Background: High-risk non-muscle-invasive bladder cancer (NMIBC) is treated with bacillus Calmette-Guérin (BCG), but relapse is common. Improvement of patient outcomes requires better understanding of links between BCG resistance and genomic driver alterations. Objective: To validate the prognostic impact of common genomic alterations in NMIBC pretreatment and define somatic changes present in post-BCG relapses. Design, setting, and participants: We retrieved tumour tissues and outcomes for 90 patients with BCG-naive NMIBC initiating BCG monotherapy. Post-BCG tissue was available from 34 patients. All tissues underwent targeted sequencing of tumour and matched normal. Outcome measurements and statistical analysis: Associations between clinical outcomes and genomics were determined using Cox proportional hazard models. Results and limitations: Of the patients, 58% were relapse free at data cut-off, 24% had NMIBC recurrence, and 18% experienced muscle-invasive progression. The risk of relapse was associated with ARID1A mutation (hazard ratio [HR] = 2.00; p = 0.04) and CCNE1 amplification (HR = 2.61; p = 0.02). Pre-and post-BCG tumours shared truncal driver alterations, with mutations in TERT and chromatin remodelling genes particularly conserved.
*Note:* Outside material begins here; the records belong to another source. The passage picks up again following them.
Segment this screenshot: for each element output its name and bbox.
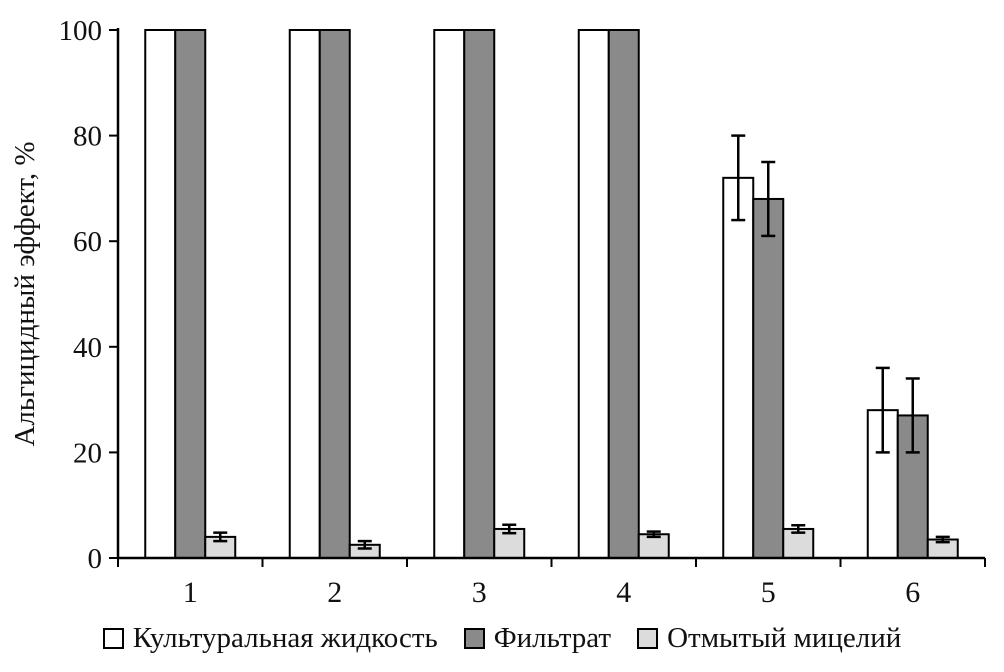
bar-5-series-0 bbox=[722, 176, 755, 559]
x-category-label: 4 bbox=[616, 576, 631, 604]
bar-3-series-0 bbox=[433, 29, 466, 559]
x-category-label: 1 bbox=[183, 576, 198, 604]
legend-label-filtrate: Фильтрат bbox=[493, 621, 612, 654]
x-category-label: 3 bbox=[472, 576, 487, 604]
bar-4-series-0 bbox=[577, 29, 610, 559]
bar-2-series-0 bbox=[288, 29, 321, 559]
bar-2-series-1 bbox=[318, 29, 351, 559]
bar-5-series-1 bbox=[752, 197, 785, 560]
legend-item-filtrate: Фильтрат bbox=[463, 621, 612, 655]
chart-legend: Культуральная жидкость Фильтрат Отмытый … bbox=[0, 610, 1004, 666]
x-category-label: 6 bbox=[905, 576, 920, 604]
legend-item-washed-mycelium: Отмытый мицелий bbox=[637, 622, 901, 655]
legend-label-culture-liquid: Культуральная жидкость bbox=[132, 621, 438, 654]
legend-label-washed-mycelium: Отмытый мицелий bbox=[667, 621, 902, 654]
y-tick-label: 80 bbox=[73, 121, 102, 153]
legend-swatch-filtrate-icon bbox=[463, 627, 485, 649]
bar-4-series-1 bbox=[607, 29, 640, 559]
bar-3-series-1 bbox=[463, 29, 496, 559]
bar-1-series-0 bbox=[144, 29, 177, 559]
y-tick-label: 100 bbox=[59, 15, 103, 47]
bar-chart: 0 20 40 60 80 100 1 2 3 4 5 6 Альгицидный эффект, % bbox=[9, 15, 986, 604]
x-category-label: 5 bbox=[761, 576, 776, 604]
y-axis-title: Альгицидный эффект, % bbox=[9, 141, 41, 446]
legend-item-culture-liquid: Культуральная жидкость bbox=[102, 621, 438, 655]
y-tick-label: 20 bbox=[73, 437, 102, 469]
legend-swatch-washed-mycelium-icon bbox=[637, 627, 659, 649]
x-category-label: 2 bbox=[327, 576, 342, 604]
y-tick-label: 0 bbox=[88, 543, 103, 575]
y-tick-label: 60 bbox=[73, 226, 102, 258]
y-tick-label: 40 bbox=[73, 332, 102, 364]
legend-swatch-culture-liquid-icon bbox=[102, 627, 124, 649]
bar-1-series-1 bbox=[174, 29, 207, 559]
However, shifts in somatic profiles were common and clinically relevant alterations in FGFR3, PIK3CA, TSC1, and TP53 were temporally variable, despite apparent clonal prevalence at one time point. Limitations include the difficulty of resolving the relative impact of BCG therapy versus surgery on genomics at relapse and biopsy bias. Conclusions: Somatic hypermutation and alterations in CCNE1 and ARID1A should be incorporated into future models predicting NMIBC BCG outcomes. Changes in tumour genomics over time highlight the importance of recent biopsy when considering targeted therapies, and suggest that relapse after BCG is due to persisting and evolving precursor populations.